Tijdens mijn psychologiestudie heb ik mij intensief bezig gehouden met het geheugen. Ik volgde colleges bij professor Willem Wagenaar, scepticus. Ik herinner me dat hij een filmpje toonde waarop vanuit een bepaald standpunt een verkeersongeval werd getoond. Daarna kregen wij als studenten vragen, zoals die in de rechtszaal ook gesteld hadden kunnen worden. We waren overdonderd door ons falende geheugen. Hoe we vatbaar blijken voor suggestie.
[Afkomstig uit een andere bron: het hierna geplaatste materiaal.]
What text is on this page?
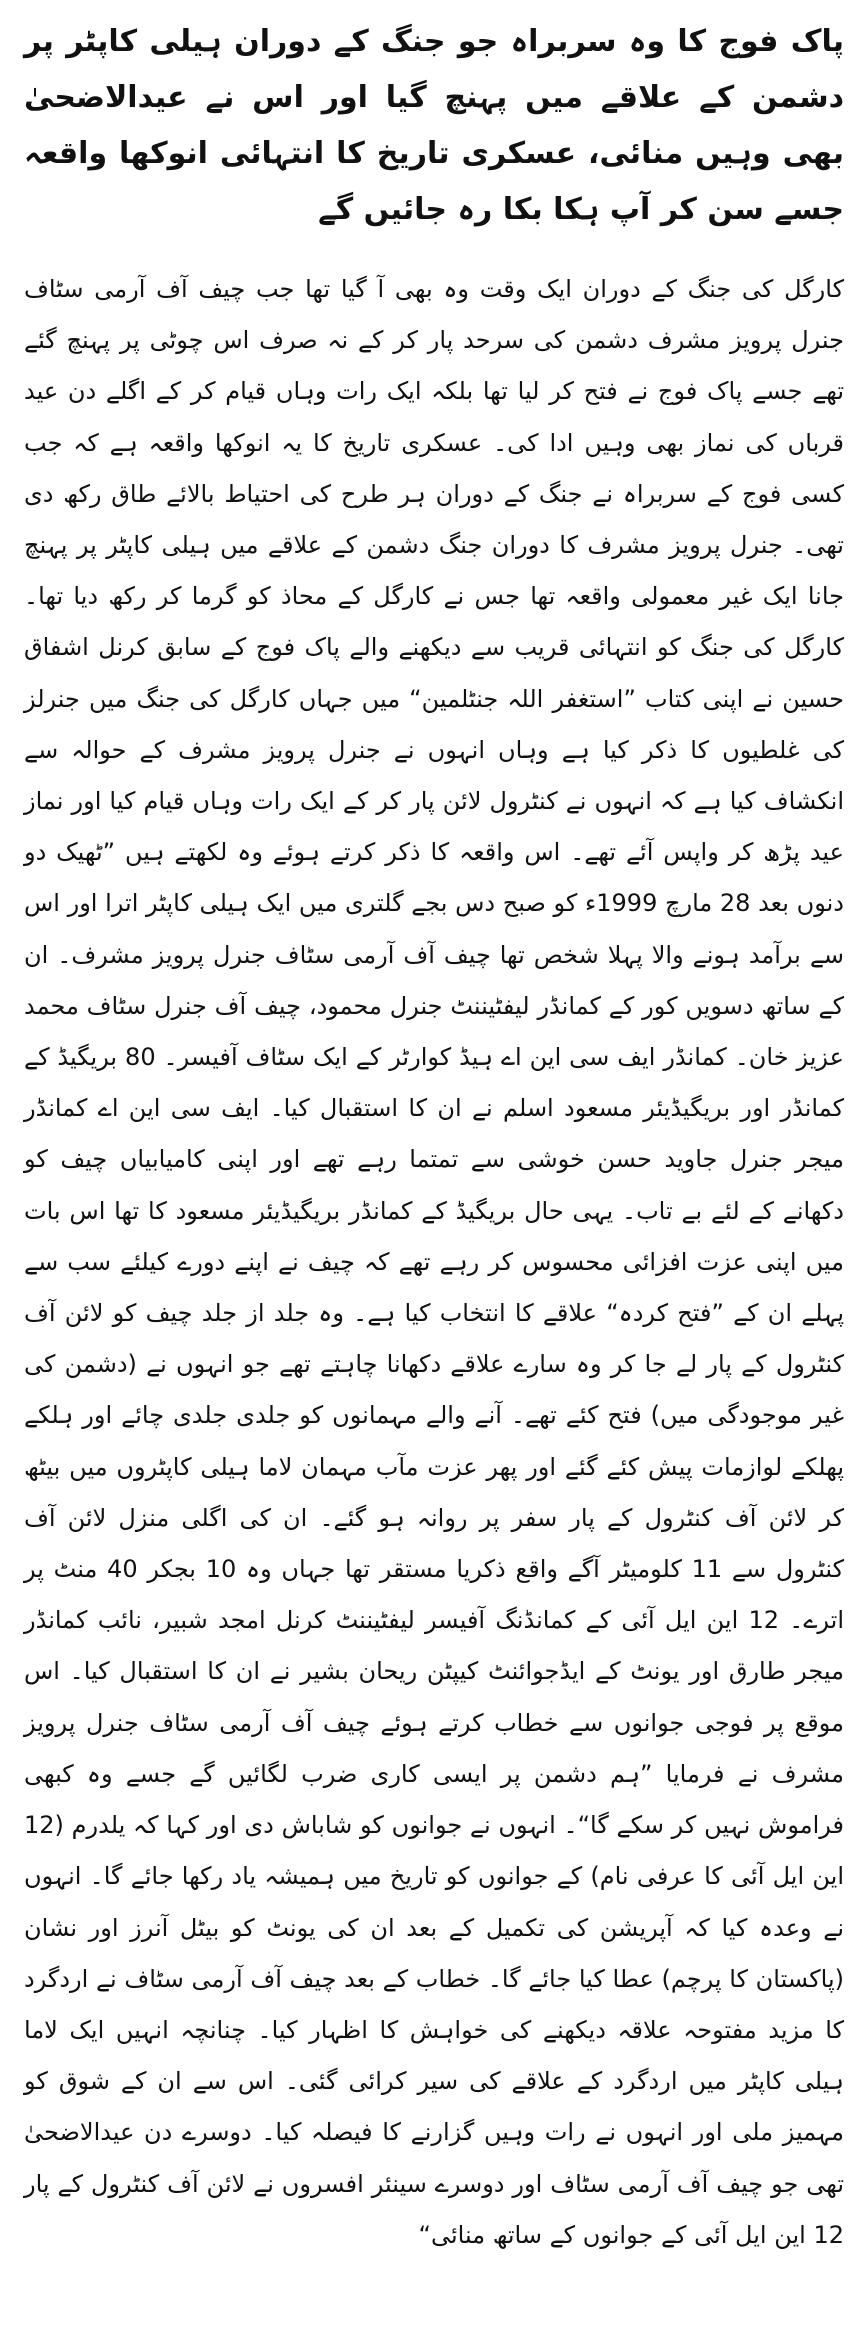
پاک فوج کا وہ سربراہ جو جنگ کے دوران ہیلی کاپٹر پر دشمن کے علاقے میں پہنچ گیا اور اس نے عیدالاضحیٰ بھی وہیں منائی، عسکری تاریخ کا انتہائی انوکھا واقعہ جسے سن کر آپ ہکا بکا رہ جائیں گے

کارگل کی جنگ کے دوران ایک وقت وہ بھی آ گیا تھا جب چیف آف آرمی سٹاف جنرل پرویز مشرف دشمن کی سرحد پار کر کے نہ صرف اس چوٹی پر پہنچ گئے تھے جسے پاک فوج نے فتح کر لیا تھا بلکہ ایک رات وہاں قیام کر کے اگلے دن عید قرباں کی نماز بھی وہیں ادا کی۔ عسکری تاریخ کا یہ انوکھا واقعہ ہے کہ جب کسی فوج کے سربراہ نے جنگ کے دوران ہر طرح کی احتیاط بالائے طاق رکھ دی تھی۔ جنرل پرویز مشرف کا دوران جنگ دشمن کے علاقے میں ہیلی کاپٹر پر پہنچ جانا ایک غیر معمولی واقعہ تھا جس نے کارگل کے محاذ کو گرما کر رکھ دیا تھا۔ کارگل کی جنگ کو انتہائی قریب سے دیکھنے والے پاک فوج کے سابق کرنل اشفاق حسین نے اپنی کتاب ”استغفر اللہ جنٹلمین“ میں جہاں کارگل کی جنگ میں جنرلز کی غلطیوں کا ذکر کیا ہے وہاں انہوں نے جنرل پرویز مشرف کے حوالہ سے انکشاف کیا ہے کہ انہوں نے کنٹرول لائن پار کر کے ایک رات وہاں قیام کیا اور نماز عید پڑھ کر واپس آئے تھے۔ اس واقعہ کا ذکر کرتے ہوئے وہ لکھتے ہیں ”ٹھیک دو دنوں بعد 28 مارچ 1999ء کو صبح دس بجے گلتری میں ایک ہیلی کاپٹر اترا اور اس سے برآمد ہونے والا پہلا شخص تھا چیف آف آرمی سٹاف جنرل پرویز مشرف۔ ان کے ساتھ دسویں کور کے کمانڈر لیفٹیننٹ جنرل محمود، چیف آف جنرل سٹاف محمد عزیز خان۔ کمانڈر ایف سی این اے ہیڈ کوارٹر کے ایک سٹاف آفیسر۔ 80 بریگیڈ کے کمانڈر اور بریگیڈیئر مسعود اسلم نے ان کا استقبال کیا۔ ایف سی این اے کمانڈر میجر جنرل جاوید حسن خوشی سے تمتما رہے تھے اور اپنی کامیابیاں چیف کو دکھانے کے لئے بے تاب۔ یہی حال بریگیڈ کے کمانڈر بریگیڈیئر مسعود کا تھا اس بات میں اپنی عزت افزائی محسوس کر رہے تھے کہ چیف نے اپنے دورے کیلئے سب سے پہلے ان کے ”فتح کردہ“ علاقے کا انتخاب کیا ہے۔ وہ جلد از جلد چیف کو لائن آف کنٹرول کے پار لے جا کر وہ سارے علاقے دکھانا چاہتے تھے جو انہوں نے (دشمن کی غیر موجودگی میں) فتح کئے تھے۔ آنے والے مہمانوں کو جلدی جلدی چائے اور ہلکے پھلکے لوازمات پیش کئے گئے اور پھر عزت مآب مہمان لاما ہیلی کاپٹروں میں بیٹھ کر لائن آف کنٹرول کے پار سفر پر روانہ ہو گئے۔ ان کی اگلی منزل لائن آف کنٹرول سے 11 کلومیٹر آگے واقع ذکریا مستقر تھا جہاں وہ 10 بجکر 40 منٹ پر اترے۔ 12 این ایل آئی کے کمانڈنگ آفیسر لیفٹیننٹ کرنل امجد شبیر، نائب کمانڈر میجر طارق اور یونٹ کے ایڈجوائنٹ کیپٹن ریحان بشیر نے ان کا استقبال کیا۔ اس موقع پر فوجی جوانوں سے خطاب کرتے ہوئے چیف آف آرمی سٹاف جنرل پرویز مشرف نے فرمایا ”ہم دشمن پر ایسی کاری ضرب لگائیں گے جسے وہ کبھی فراموش نہیں کر سکے گا“۔ انہوں نے جوانوں کو شاباش دی اور کہا کہ یلدرم (12 این ایل آئی کا عرفی نام) کے جوانوں کو تاریخ میں ہمیشہ یاد رکھا جائے گا۔ انہوں نے وعدہ کیا کہ آپریشن کی تکمیل کے بعد ان کی یونٹ کو بیٹل آنرز اور نشان (پاکستان کا پرچم) عطا کیا جائے گا۔ خطاب کے بعد چیف آف آرمی سٹاف نے اردگرد کا مزید مفتوحہ علاقہ دیکھنے کی خواہش کا اظہار کیا۔ چنانچہ انہیں ایک لاما ہیلی کاپٹر میں اردگرد کے علاقے کی سیر کرائی گئی۔ اس سے ان کے شوق کو مہمیز ملی اور انہوں نے رات وہیں گزارنے کا فیصلہ کیا۔ دوسرے دن عیدالاضحیٰ تھی جو چیف آف آرمی سٹاف اور دوسرے سینئر افسروں نے لائن آف کنٹرول کے پار 12 این ایل آئی کے جوانوں کے ساتھ منائی“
Hoe we automatisch gaten opvullen omwille van consequentie.
Rechters vertrouwen volgens Wagenaar te makkelijk op verklaringen die getuigen of slachtoffers uit hun geheugen opdiepen. Van die herinneringen klopt vaak weinig of niets, het geheugen is niet betrouwbaar. De enige manier waarop ze enigszins betrouwbaar mogen heten is in combinatie met aanvullend bewijsmateriaal. Waarna je bereid moet zijn tot voortdurende bijstelling.
Ik lees “Tot ziens, tot morgen” van William Maxwell. Maxwell toont perfect aan hoezeer Wagenaar gelijk heeft. Hoe sceptisch je moet zijn als iemand vanuit zijn geheugen begint te praten. Hoe sceptisch ik moet zijn over mijn eigen levensgeschiedenis, zelfs als ik de enige ben die deze een beetje zou moeten kennen.
“De ‘herinnering’ waar wij ons met zoveel vertrouwen op beroepen - doelend op een moment, een voorval, een feit dat is blijven hangen, en dat daarom aan de vergetelheid is ontrukt - is alleen maar het onderdeel van een groter verhaal dat ons telkens door het hoofd speelt, en dat al doende veranderd. Althans, zo werkt dat bij mij. Ons leven kent zoveel tegenstrijdige emotionele belangen dat het nooit in zijn totaliteit te verdragen is, en het is misschien wel de taak van de verhalenverteller om alles zodanig op een rijtje te zetten dat het wel het geval is.”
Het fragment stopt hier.